Merck & Co (NYSE: MRK)

On Tuesday before the market opened, shares of Merck & Co ($MRK) were gapping up on news of positive results from their lung cancer trial.

Merck’s lung cancer treatment, Ketruda, performed better than expected in a late-stage, Phase 3 trial which has “significantly improved overall survival and progression-free survival”.

This is a big step in the right direction and has investor excited for its potential as you can see by the price action this morning with a 5% gap up from Friday’s close.

Merck Technicals

 

You can see in the 5-minute chart above that shares ripped higher following the breaking news this morning. Shares are looking to gap up about 5% from Friday’s close of $58.66 with shares currently trading around $61.50.
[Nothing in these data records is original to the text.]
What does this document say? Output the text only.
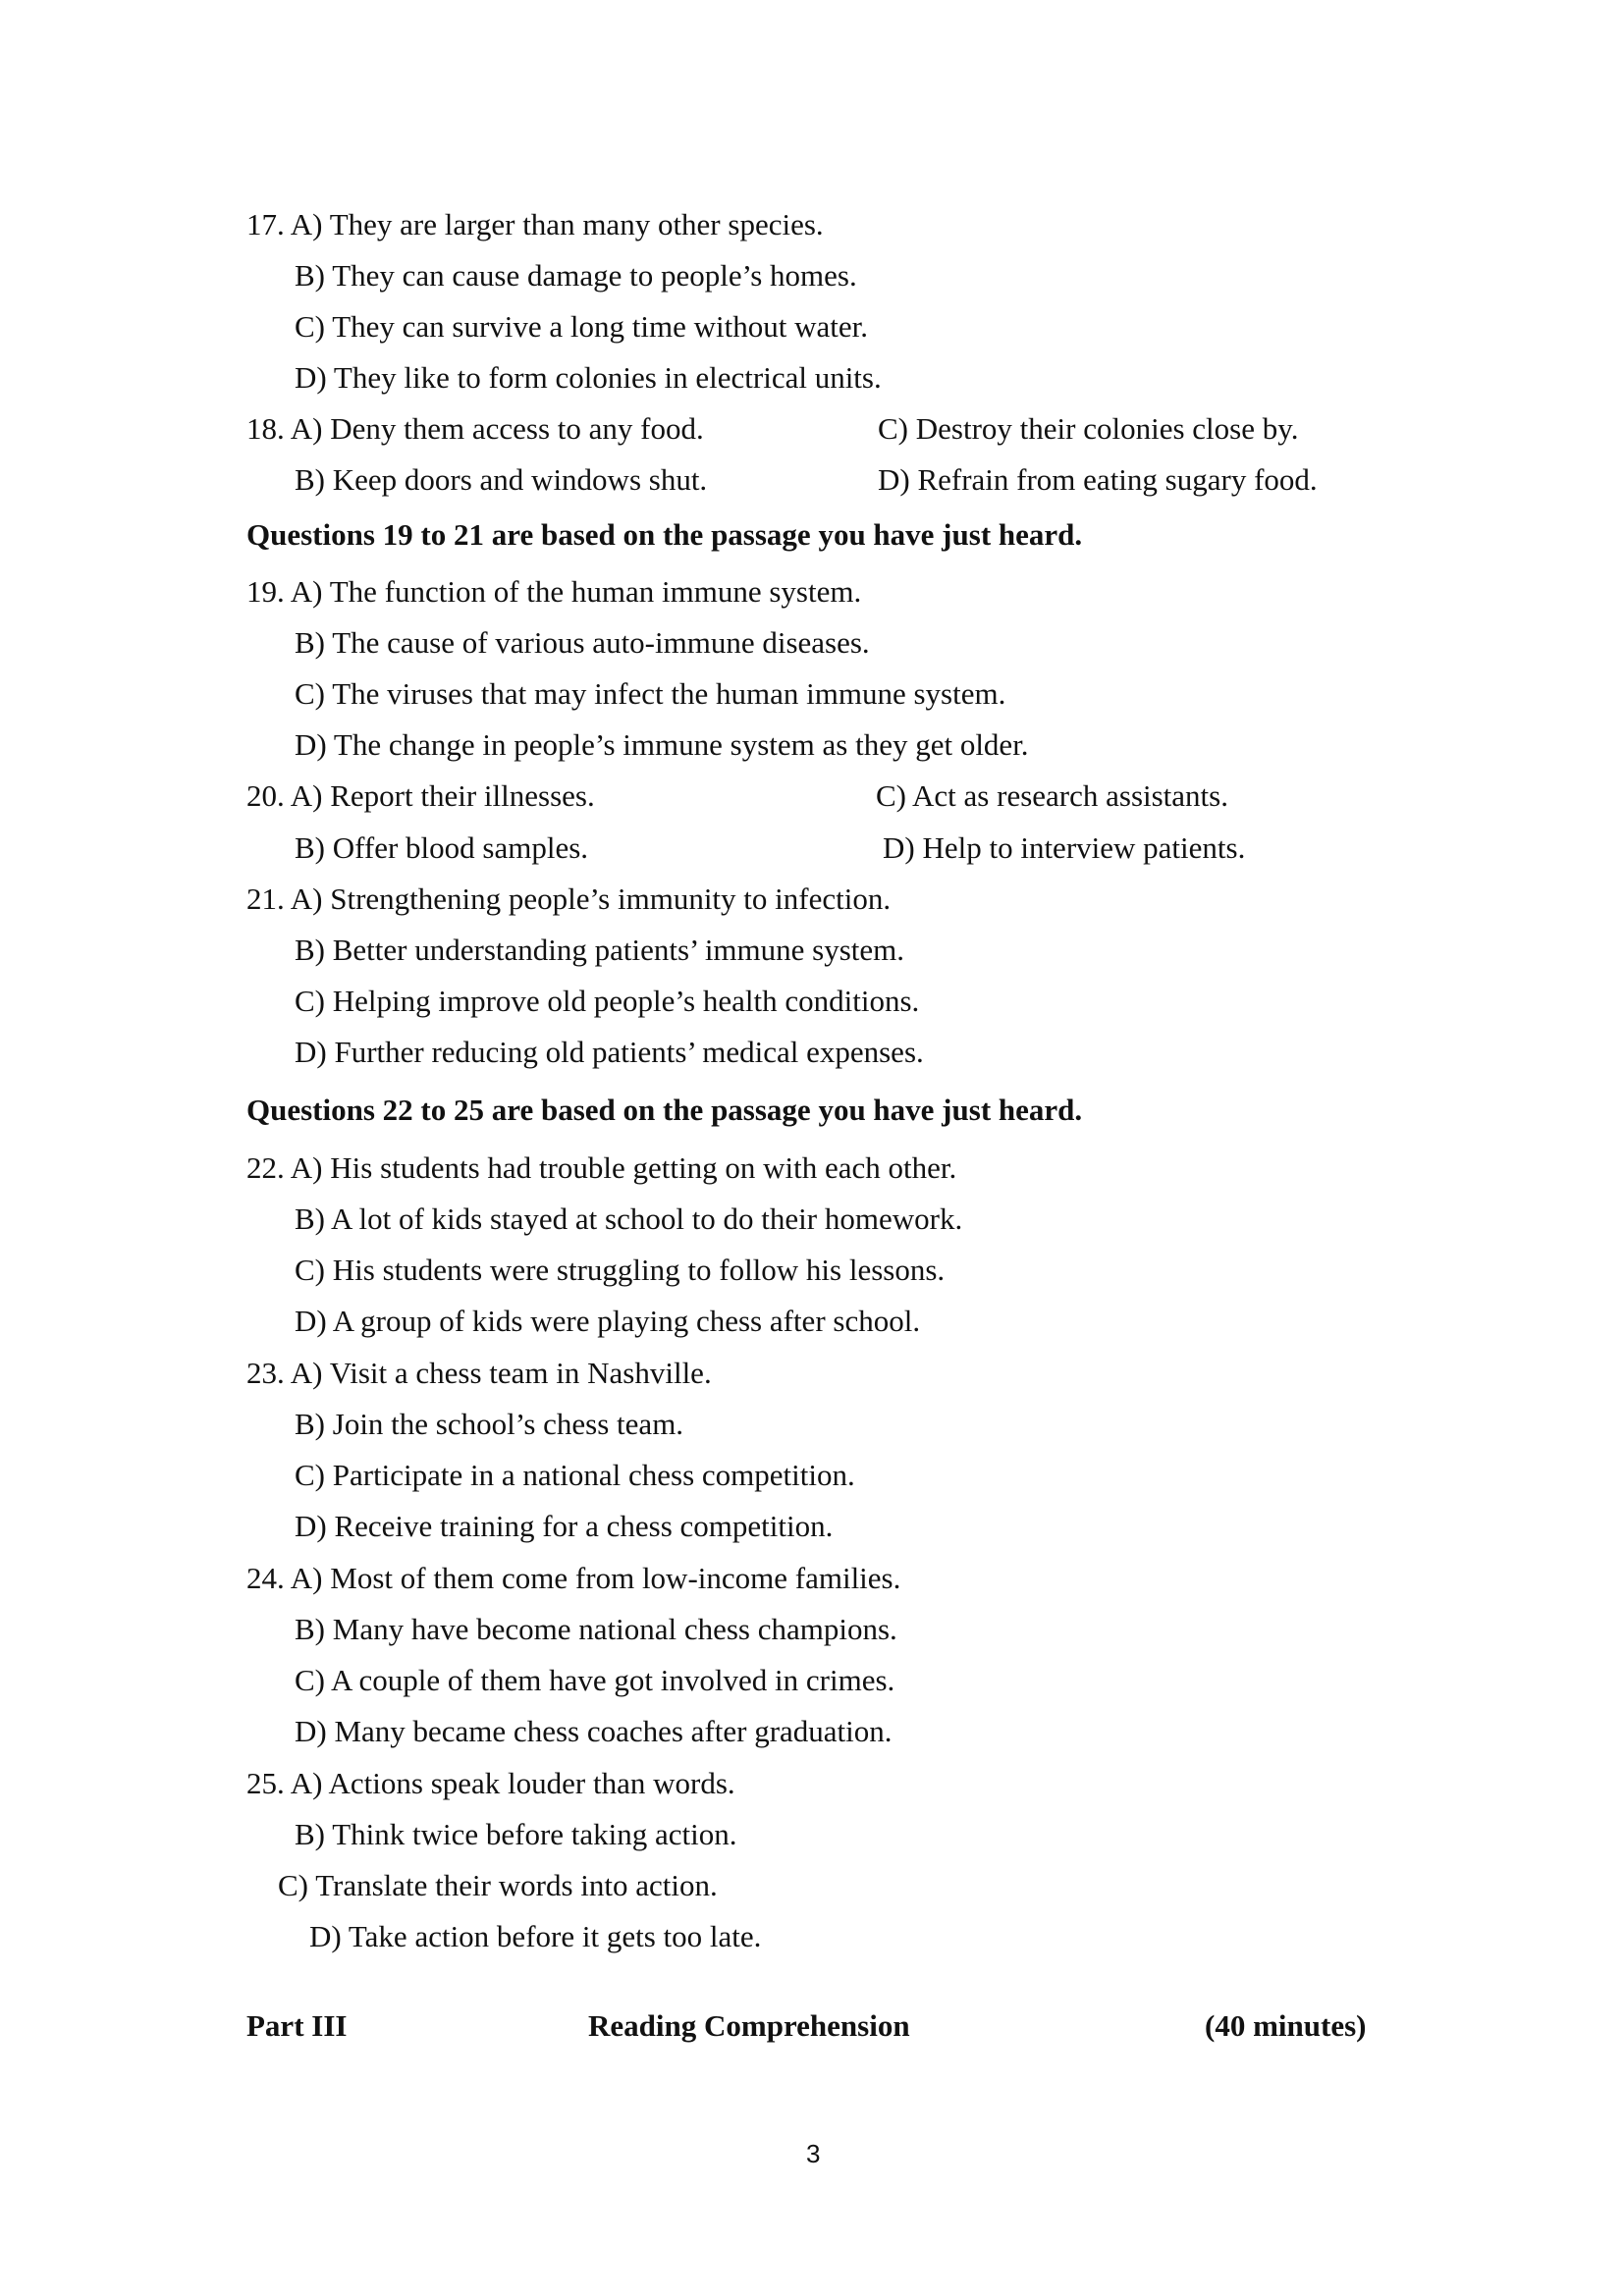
17. A) They are larger than many other species.
B) They can cause damage to people’s homes.
C) They can survive a long time without water.
D) They like to form colonies in electrical units.
18. A) Deny them access to any food.	C) Destroy their colonies close by.
B) Keep doors and windows shut.	D) Refrain from eating sugary food.
Questions 19 to 21 are based on the passage you have just heard.
19. A) The function of the human immune system.
B) The cause of various auto-immune diseases.
C) The viruses that may infect the human immune system.
D) The change in people’s immune system as they get older.
20. A) Report their illnesses.	C) Act as research assistants.
B) Offer blood samples.	D) Help to interview patients.
21. A) Strengthening people’s immunity to infection.
B) Better understanding patients’ immune system.
C) Helping improve old people’s health conditions.
D) Further reducing old patients’ medical expenses.
Questions 22 to 25 are based on the passage you have just heard.
22. A) His students had trouble getting on with each other.
B) A lot of kids stayed at school to do their homework.
C) His students were struggling to follow his lessons.
D) A group of kids were playing chess after school.
23. A) Visit a chess team in Nashville.
B) Join the school’s chess team.
C) Participate in a national chess competition.
D) Receive training for a chess competition.
24. A) Most of them come from low-income families.
B) Many have become national chess champions.
C) A couple of them have got involved in crimes.
D) Many became chess coaches after graduation.
25. A) Actions speak louder than words.
B) Think twice before taking action.
C) Translate their words into action.
D) Take action before it gets too late.
Part III	Reading Comprehension	(40 minutes)
3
This is a big jump but we really want to see shares hold the 200-day moving average that is currently sitting at $60.21 to prove that buyers are in control.

 

Looking at the daily chart above you can see some important levels that will need to be watched. $61.81 is the first big level of resistance we will need to watch with support coming in at $60.55 at the bottom of that gap. The 200-day moving average should also act as support but if shares sell off below that level then we really don’t have anything until the high of Friday which was $58.81.
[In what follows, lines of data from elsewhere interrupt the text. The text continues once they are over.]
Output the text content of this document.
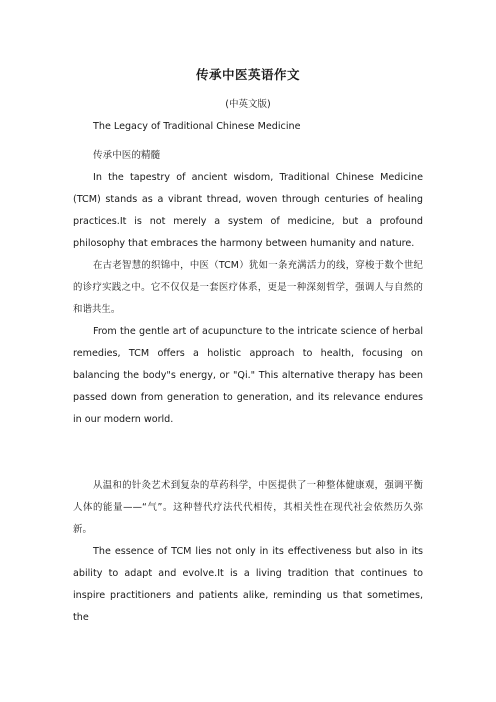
传承中医英语作文
(中英文版)
The Legacy of Traditional Chinese Medicine
传承中医的精髓
In the tapestry of ancient wisdom, Traditional Chinese Medicine (TCM) stands as a vibrant thread, woven through centuries of healing practices.It is not merely a system of medicine, but a profound philosophy that embraces the harmony between humanity and nature.
在古老智慧的织锦中，中医（TCM）犹如一条充满活力的线，穿梭于数个世纪的诊疗实践之中。它不仅仅是一套医疗体系，更是一种深刻哲学，强调人与自然的和谐共生。
From the gentle art of acupuncture to the intricate science of herbal remedies, TCM offers a holistic approach to health, focusing on balancing the body"s energy, or "Qi." This alternative therapy has been passed down from generation to generation, and its relevance endures in our modern world.
从温和的针灸艺术到复杂的草药科学，中医提供了一种整体健康观，强调平衡人体的能量——“气”。这种替代疗法代代相传，其相关性在现代社会依然历久弥新。
The essence of TCM lies not only in its effectiveness but also in its ability to adapt and evolve.It is a living tradition that continues to inspire practitioners and patients alike, reminding us that sometimes, the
Keep this stock on your radar as there should be plenty of opportunity today with high relative volume and volatility.

Executive Comments

“KEYNOTE-189 showed significant improvement in overall survival and progression-free survival for patients receiving KEYTRUDA in the first-line setting in combination with traditional chemotherapy, compared with those receiving chemotherapy alone,” said Dr. Roger M. Perlmutter, president, Merck Research Laboratories. “We are deeply grateful to the KEYNOTE-189 patients and investigators for their important contributions to this landmark study, and we look forward to presenting the data in the near future.”